Designing antibody drugs to treat or protect high risk people, including those with weak immune systems, could require hundreds, or even over a thousand times more protein than found in a vaccine shot, according to Junshi.
WHO IS DEVELOPING ANTIBODY THERAPIES FOR COVID-19?
Eli Lilly is collaborating with Junshi and Canadian biotech firm AbCellera Biologics to develop different antibody treatments, both of which have started early stage testing in humans.
Regeneron plans to start clinical studies later this month to test its antibody cocktail treatment, which was derived from antibodies from genetically-modified mice. It aims to have hundreds of thousands of preventative doses available “by the end of the summer or the fall.”
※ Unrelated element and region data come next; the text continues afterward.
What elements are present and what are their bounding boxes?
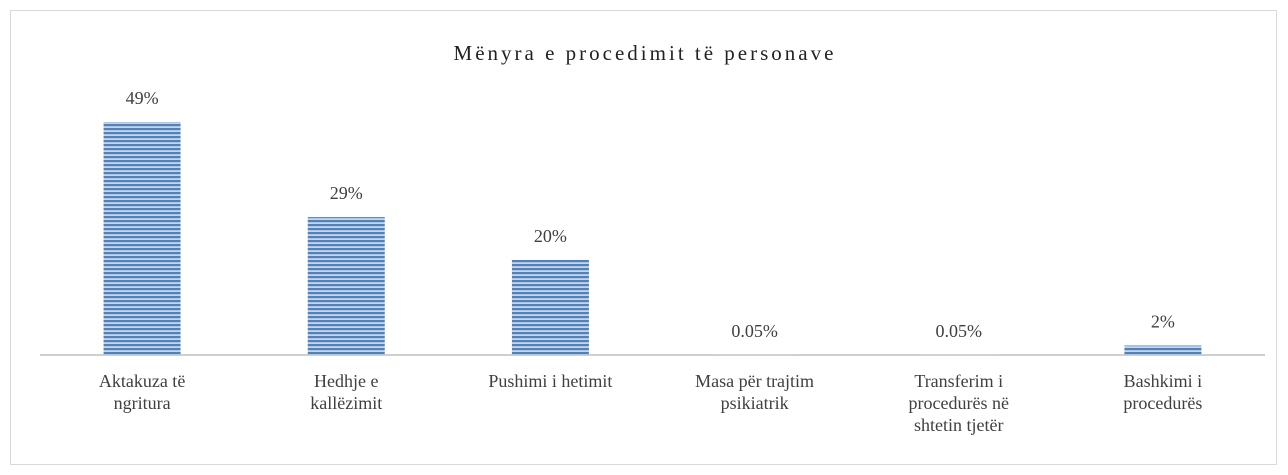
value-label: 49% <box>126 88 159 108</box>
x-tick-label: Hedhje e kallëzimit <box>310 371 383 413</box>
value-label: 20% <box>534 226 567 246</box>
value-label: 2% <box>1151 312 1175 332</box>
bar <box>1124 345 1202 355</box>
x-tick-label: Aktakuza të ngritura <box>98 371 186 413</box>
chart-border <box>10 10 1277 465</box>
x-tick-label: Bashkimi i procedurës <box>1123 371 1203 413</box>
value-label: 0.05% <box>936 321 983 341</box>
bar <box>307 217 385 355</box>
bar <box>511 259 589 355</box>
value-label: 0.05% <box>731 321 778 341</box>
value-label: 29% <box>330 183 363 203</box>
x-tick-label: Transferim i procedurës në shtetin tjetë… <box>908 371 1009 435</box>
x-tick-label: Pushimi i hetimit <box>488 371 613 391</box>
chart-title: Mënyra e procedimit të personave <box>454 41 837 65</box>
bar <box>103 122 181 355</box>
x-tick-label: Masa për trajtim psikiatrik <box>695 371 815 413</box>
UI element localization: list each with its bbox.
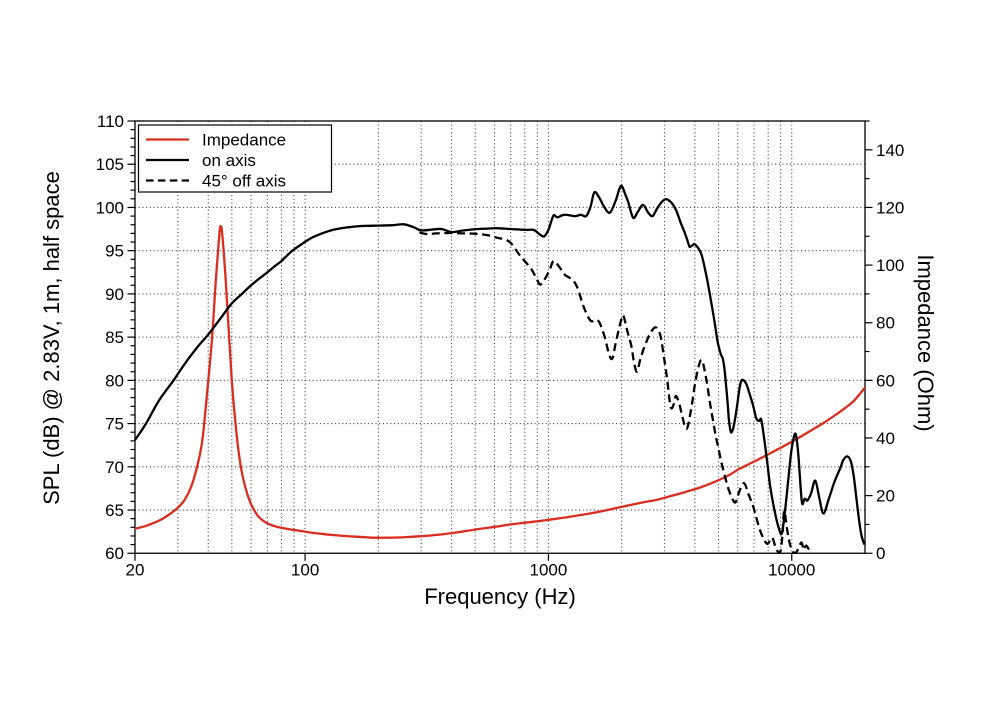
svg-text:105: 105: [96, 155, 124, 174]
svg-text:Impedance: Impedance: [202, 131, 286, 150]
svg-text:100: 100: [291, 561, 319, 580]
svg-text:20: 20: [126, 561, 145, 580]
svg-text:on axis: on axis: [202, 151, 256, 170]
svg-text:80: 80: [105, 371, 124, 390]
svg-text:100: 100: [96, 198, 124, 217]
svg-text:90: 90: [105, 285, 124, 304]
svg-text:120: 120: [876, 198, 904, 217]
svg-text:10000: 10000: [768, 561, 815, 580]
svg-text:45° off axis: 45° off axis: [202, 172, 286, 191]
svg-text:65: 65: [105, 501, 124, 520]
svg-text:140: 140: [876, 141, 904, 160]
svg-text:40: 40: [876, 429, 895, 448]
svg-text:110: 110: [97, 112, 124, 131]
svg-text:SPL (dB) @ 2.83V, 1m, half spa: SPL (dB) @ 2.83V, 1m, half space: [39, 171, 64, 505]
svg-text:85: 85: [105, 328, 124, 347]
svg-text:100: 100: [876, 256, 904, 275]
svg-text:1000: 1000: [529, 561, 567, 580]
svg-text:Impedance (Ohm): Impedance (Ohm): [913, 254, 938, 431]
svg-text:80: 80: [876, 314, 895, 333]
svg-text:0: 0: [876, 544, 885, 563]
svg-text:75: 75: [105, 415, 124, 434]
svg-text:20: 20: [876, 487, 895, 506]
svg-text:95: 95: [105, 242, 124, 261]
svg-text:60: 60: [876, 371, 895, 390]
svg-text:Frequency (Hz): Frequency (Hz): [424, 584, 576, 609]
svg-text:70: 70: [105, 458, 124, 477]
svg-text:60: 60: [105, 544, 124, 563]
The CoVIg-19 Plasma Alliance, which includes Japan's Takeda Pharmaceuticals 4502.T and CSL Behring, is working on hyperimmune globulin therapy derived from convalescent plasma, which could offer a standardized dose of antibodies and doesn't need to be limited to patients with matching blood types.
The Antibody Therapy Against Coronavirus (ATAC) project, funded by the European Commission and led by Sweden’s Karolinska research institute, is looking at a similar approach as well as monoclonal antibodies. Under the project, monoclonal antibodies extracted from convalescent plasma are now being tested on human volunteers in Germany and on animals in Switzerland.
AbbVie ABBV.N has also announced a collaboration to develop antibody therapies.
Singapore’s state research body A*Star is working with Japan’s Chugai Pharmabody Research on an antibody for clinical use.